A federal grand jury indicted former National Security Advisor John Bolton on Oct. 20, 2025, charging him with 18 counts related to the mishandling of classified national defense information [1]. The indictment includes eight counts of transmitting national defense information through personal online accounts and 10 counts of unlawfully retaining such material at his Bethesda, Maryland residence [1]. Bolton had not publicly commented on the charges as of the announcement date [1].
The charges arise under statutes governing the unauthorized transmission and retention of national defense information, provisions most prominently associated with the Espionage Act, 18 U.S.C. § 793 [1]. The case was brought by the Justice Department's National Security Division, which has prosecuted similar classified-document matters involving officials from prior administrations [1]. FBI Director Kash Patel stated that the investigation reflected work from career law enforcement professionals, a framing consistent with DOJ efforts to characterize the prosecution as apolitical [1]. Attorney General Pamela Bondi's Justice Department authorized the indictment [1].

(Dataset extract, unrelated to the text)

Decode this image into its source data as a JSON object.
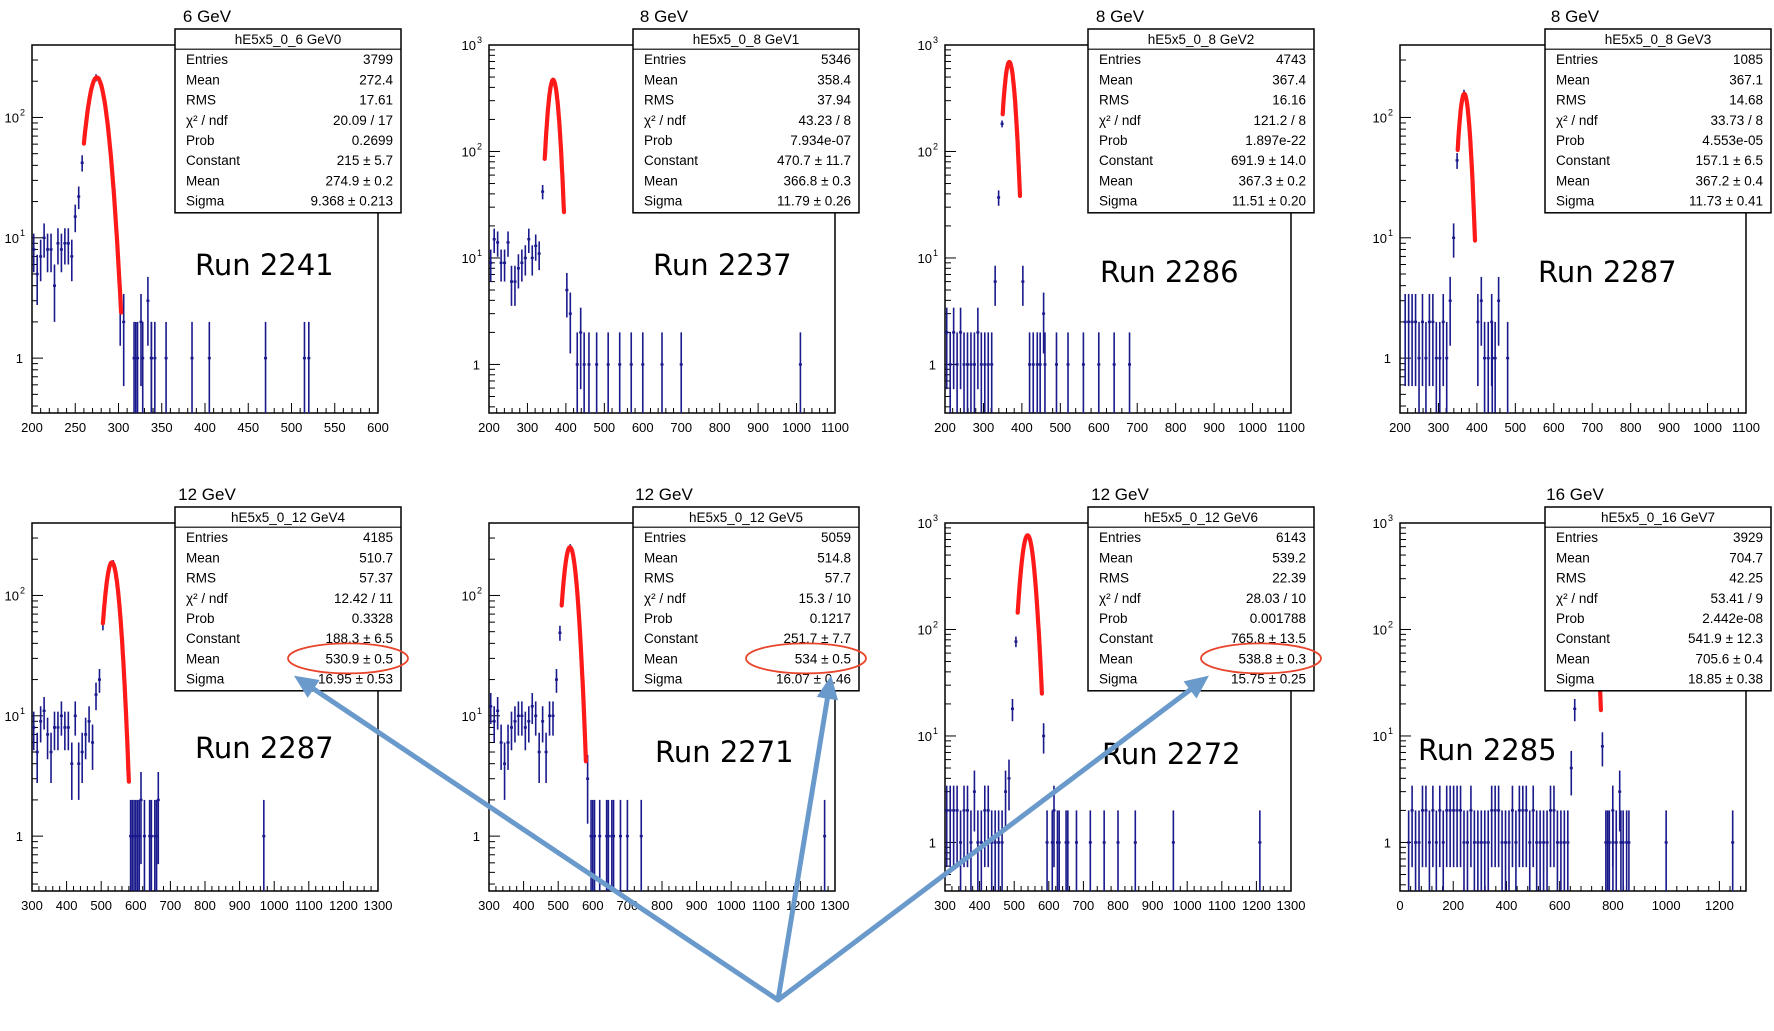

The Bolton prosecution lands in a charged political environment. Critics have characterized the case as selective enforcement, noting that Bolton's public profile, his break with the Trump administration, and his subsequent book detailing internal White House deliberations made him a conspicuous target [1]. The indictment follows a period in which classified-document cases involving former President Donald Trump, former Vice President Mike Pence, and President Joe Biden produced sharply divergent prosecutorial outcomes, sharpening scrutiny of the criteria governing charging decisions in national security matters [1]. Bolton's prior access to highly sensitive intelligence as National Security Advisor from 2018 to 2019 makes the scope of the alleged retention particularly significant to prosecutors establishing materiality.
Bolton's defense team will likely challenge the indictment on multiple grounds, including the government's classification determinations, the adequacy of any prior notice or document-return requests, and the selective-prosecution doctrine. Federal courts have historically set a high bar for selective-prosecution claims, requiring defendants to demonstrate both discriminatory effect and discriminatory intent. The case will be governed by the Classified Information Procedures Act, which will substantially shape pretrial litigation, limit public disclosure of evidentiary material, and extend the timeline before any trial. No arraignment date had been set as of the indictment's publication [1].